A, B, and C are subsets of a universal set U.
Prove $(A-C) \cap B \neq \emptyset \to A \cap B \not\subseteq C$.
I figured the best way to prove that is the contrapositive, I got this far:
Contrapositive: $A \cap B \subseteq C \to (A-C) \cap B = \emptyset$
$\forall x \in U, x \in A \land x \in B \to x \in C$.
Now I'm stuck, and I'm not sure how to go from there. I can see that I need to show that A-C is removing all elements in the intersection, but I can't figure out how I can do that from the conditional.
I tried just proving it directly, without the contrapositive, but that didn't work either, there I didn't even know how to start.
Any help would be awesome!
Best Answer
Contrapositive is probably a good idea. Assume $A\cap B\subseteq C$ and prove $(A-C)\cap B=\emptyset$ by contradiction.

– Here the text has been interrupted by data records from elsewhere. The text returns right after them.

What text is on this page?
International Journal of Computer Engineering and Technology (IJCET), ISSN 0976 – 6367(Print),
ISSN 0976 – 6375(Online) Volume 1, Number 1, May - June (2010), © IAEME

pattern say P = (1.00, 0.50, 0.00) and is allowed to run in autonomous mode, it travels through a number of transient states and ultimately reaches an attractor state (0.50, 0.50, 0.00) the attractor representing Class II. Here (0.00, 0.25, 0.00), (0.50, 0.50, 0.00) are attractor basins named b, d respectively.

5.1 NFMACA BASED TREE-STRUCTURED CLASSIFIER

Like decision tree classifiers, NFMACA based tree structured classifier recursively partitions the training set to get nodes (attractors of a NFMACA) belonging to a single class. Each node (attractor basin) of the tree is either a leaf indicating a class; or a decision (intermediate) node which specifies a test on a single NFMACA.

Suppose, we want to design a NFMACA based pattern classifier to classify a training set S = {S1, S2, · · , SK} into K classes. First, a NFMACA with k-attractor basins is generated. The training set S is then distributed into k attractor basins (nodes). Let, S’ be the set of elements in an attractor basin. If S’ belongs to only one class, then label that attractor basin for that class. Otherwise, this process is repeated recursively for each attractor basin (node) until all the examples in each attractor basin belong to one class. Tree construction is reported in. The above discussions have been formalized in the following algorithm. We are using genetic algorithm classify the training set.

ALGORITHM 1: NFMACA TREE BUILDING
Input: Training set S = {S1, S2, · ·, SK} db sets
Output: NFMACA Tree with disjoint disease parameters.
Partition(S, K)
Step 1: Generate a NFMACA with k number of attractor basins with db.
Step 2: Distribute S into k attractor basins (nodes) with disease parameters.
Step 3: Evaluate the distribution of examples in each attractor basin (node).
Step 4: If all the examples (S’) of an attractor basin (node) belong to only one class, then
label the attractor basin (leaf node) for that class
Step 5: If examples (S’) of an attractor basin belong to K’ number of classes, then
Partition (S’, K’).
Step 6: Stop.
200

Suppose $x\in(A-C)\cap B$, then $x\in A-C$ and $x\in B$. So $x\in A$ and $x\not\in C$.
Since $x\in A$ and $x\in B$ we have $x\in A\cap B$.
Since $A\cap B\subseteq C$ we have $x\in C$.
But we already have $x\not\in C$, so this is a contradiction. Therefore $(A-C)\cap B=\emptyset$.
Direct proof is actually also quite easy.
Assume $(A-C)\cap B$ is not empty, then it contains an element $x$.
This means $x\in A$ and $x\not\in C$ and $x\in B$.
Therefore $x\in A\cap B$ and $x\not\in C$, so $A\cap B$ is not a subset of $C$.